I have a question about how to get the standard errors of the coefficients in my GLM model. I have the fisher information matrix which I calculated by hand, but it is unscaled.
How can I scale the fisher information matrix so that I get the same standard errors from the GLM function?

Best Answer

How can I scale the fisher information matrix so that I get the same standard errors from the GLM function?
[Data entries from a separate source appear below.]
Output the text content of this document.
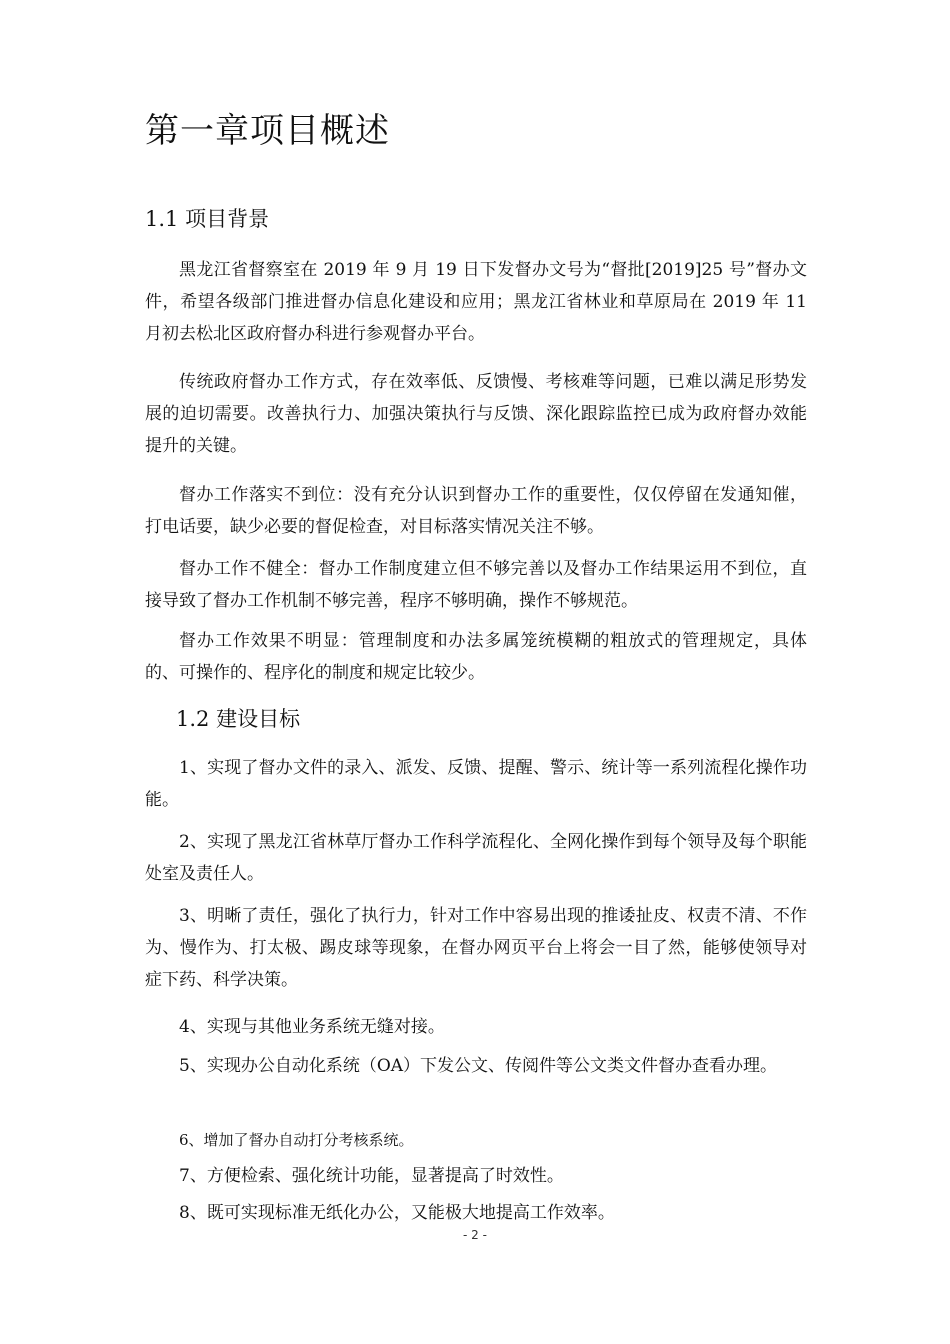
第一章项目概述
1.1 项目背景

黑龙江省督察室在 2019 年 9 月 19 日下发督办文号为“督批[2019]25 号”督办文件，希望各级部门推进督办信息化建设和应用；黑龙江省林业和草原局在 2019 年 11 月初去松北区政府督办科进行参观督办平台。

传统政府督办工作方式，存在效率低、反馈慢、考核难等问题，已难以满足形势发展的迫切需要。改善执行力、加强决策执行与反馈、深化跟踪监控已成为政府督办效能提升的关键。

督办工作落实不到位：没有充分认识到督办工作的重要性，仅仅停留在发通知催，打电话要，缺少必要的督促检查，对目标落实情况关注不够。

督办工作不健全：督办工作制度建立但不够完善以及督办工作结果运用不到位，直接导致了督办工作机制不够完善，程序不够明确，操作不够规范。

督办工作效果不明显：管理制度和办法多属笼统模糊的粗放式的管理规定，具体的、可操作的、程序化的制度和规定比较少。

1.2 建设目标

1、实现了督办文件的录入、派发、反馈、提醒、警示、统计等一系列流程化操作功能。

2、实现了黑龙江省林草厅督办工作科学流程化、全网化操作到每个领导及每个职能处室及责任人。

3、明晰了责任，强化了执行力，针对工作中容易出现的推诿扯皮、权责不清、不作为、慢作为、打太极、踢皮球等现象，在督办网页平台上将会一目了然，能够使领导对症下药、科学决策。

4、实现与其他业务系统无缝对接。

5、实现办公自动化系统（OA）下发公文、传阅件等公文类文件督办查看办理。

6、增加了督办自动打分考核系统。

7、方便检索、强化统计功能，显著提高了时效性。

8、既可实现标准无纸化办公，又能极大地提高工作效率。

- 2 -
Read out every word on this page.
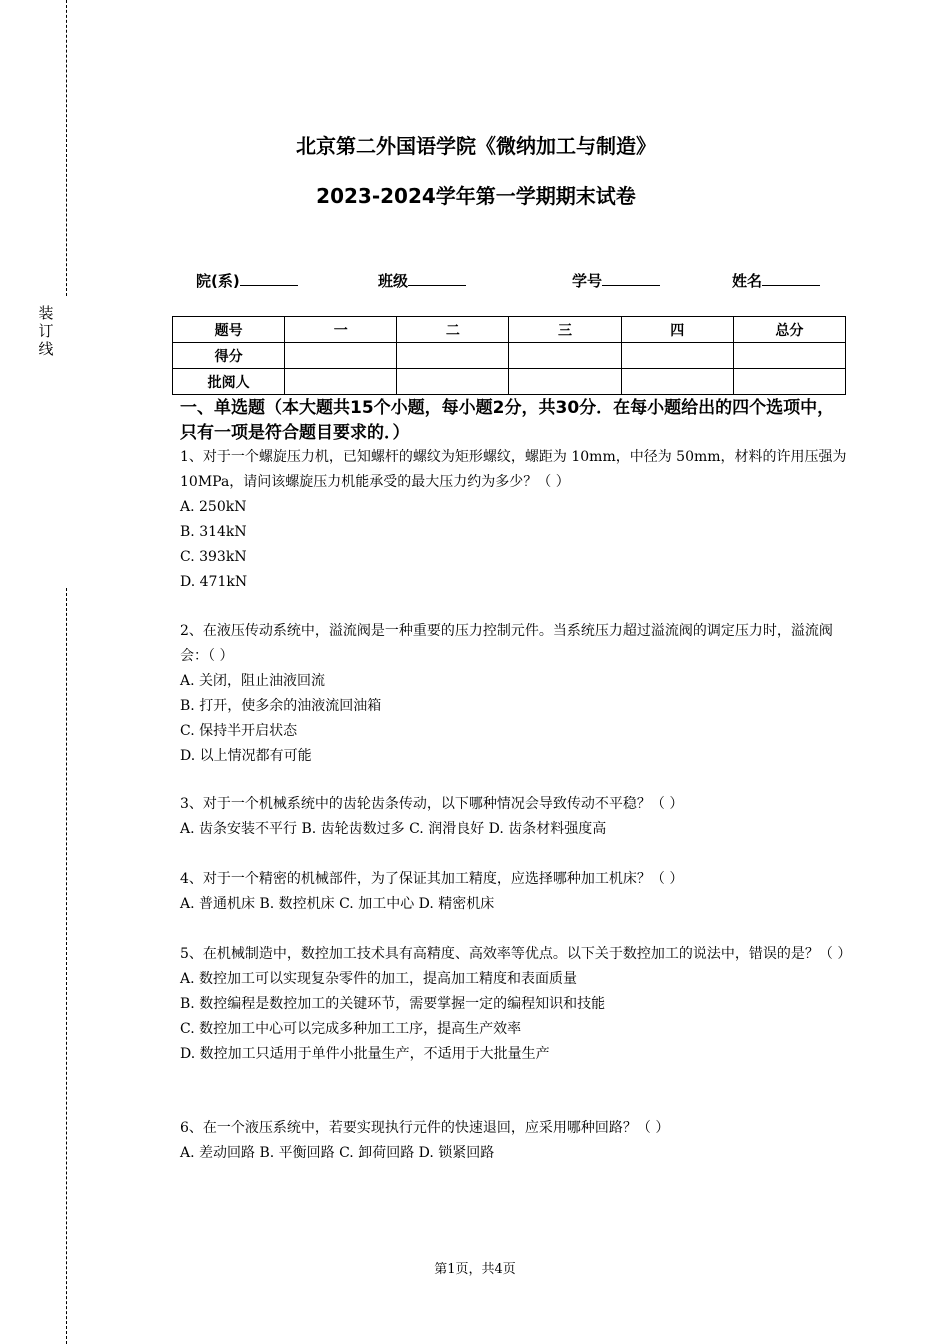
装订线
北京第二外国语学院《微纳加工与制造》
2023-2024学年第一学期期末试卷
院(系)	班级	学号	姓名
题号	一	二	三	四	总分
得分					
批阅人					
一、单选题（本大题共15个小题，每小题2分，共30分．在每小题给出的四个选项中，只有一项是符合题目要求的．）
1、对于一个螺旋压力机，已知螺杆的螺纹为矩形螺纹，螺距为 10mm，中径为 50mm，材料的许用压强为 10MPa，请问该螺旋压力机能承受的最大压力约为多少？（ ）
A. 250kN
B. 314kN
C. 393kN
D. 471kN
2、在液压传动系统中，溢流阀是一种重要的压力控制元件。当系统压力超过溢流阀的调定压力时，溢流阀会：（ ）
A. 关闭，阻止油液回流
B. 打开，使多余的油液流回油箱
C. 保持半开启状态
D. 以上情况都有可能
3、对于一个机械系统中的齿轮齿条传动，以下哪种情况会导致传动不平稳？（ ）
A. 齿条安装不平行 B. 齿轮齿数过多 C. 润滑良好 D. 齿条材料强度高
4、对于一个精密的机械部件，为了保证其加工精度，应选择哪种加工机床？（ ）
A. 普通机床 B. 数控机床 C. 加工中心 D. 精密机床
5、在机械制造中，数控加工技术具有高精度、高效率等优点。以下关于数控加工的说法中，错误的是？（ ）
A. 数控加工可以实现复杂零件的加工，提高加工精度和表面质量
B. 数控编程是数控加工的关键环节，需要掌握一定的编程知识和技能
C. 数控加工中心可以完成多种加工工序，提高生产效率
D. 数控加工只适用于单件小批量生产，不适用于大批量生产
6、在一个液压系统中，若要实现执行元件的快速退回，应采用哪种回路？（ ）
A. 差动回路 B. 平衡回路 C. 卸荷回路 D. 锁紧回路
第1页，共4页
Time your unscaled co-variance matrix the dispersion paramter as done in summary.glm. The relevant code from summary.glm is

if (is.null(dispersion)) 
    dispersion <- if (object$family$family %in% c("poisson", 
        "binomial")) 
        1
    else if (df.r > 0) {
        est.disp <- TRUE
        if (any(object$weights == 0)) 
            warning("observations with zero weight not used for calculating dispersion")
        sum((object$weights * object$residuals^2)[object$weights > 
            0])/df.r
    }
    else {
        est.disp <- TRUE
        NaN
    }
# [other code...]
if (p > 0) {
    p1 <- 1L:p
    Qr <- qr.lm(object)
    coef.p <- object$coefficients[Qr$pivot[p1]]
    covmat.unscaled <- chol2inv(Qr$qr[p1, p1, drop = FALSE])
    dimnames(covmat.unscaled) <- list(names(coef.p), names(coef.p))
    covmat <- dispersion * covmat.unscaled
    # [more code ...]

The chol2inv(Qr$qr[p1, p1, drop = FALSE]) computes $(R^\top R)^{-1}=(X^\top WX)^{-1}$ which you make a comment about. Here, $R$ is the upper triangular matrix from the QR decomposition $QR=\sqrt{W}X$.


atiretoo answers only holds when the dispersion paramter is one as with the Poisson and Binomial distribution.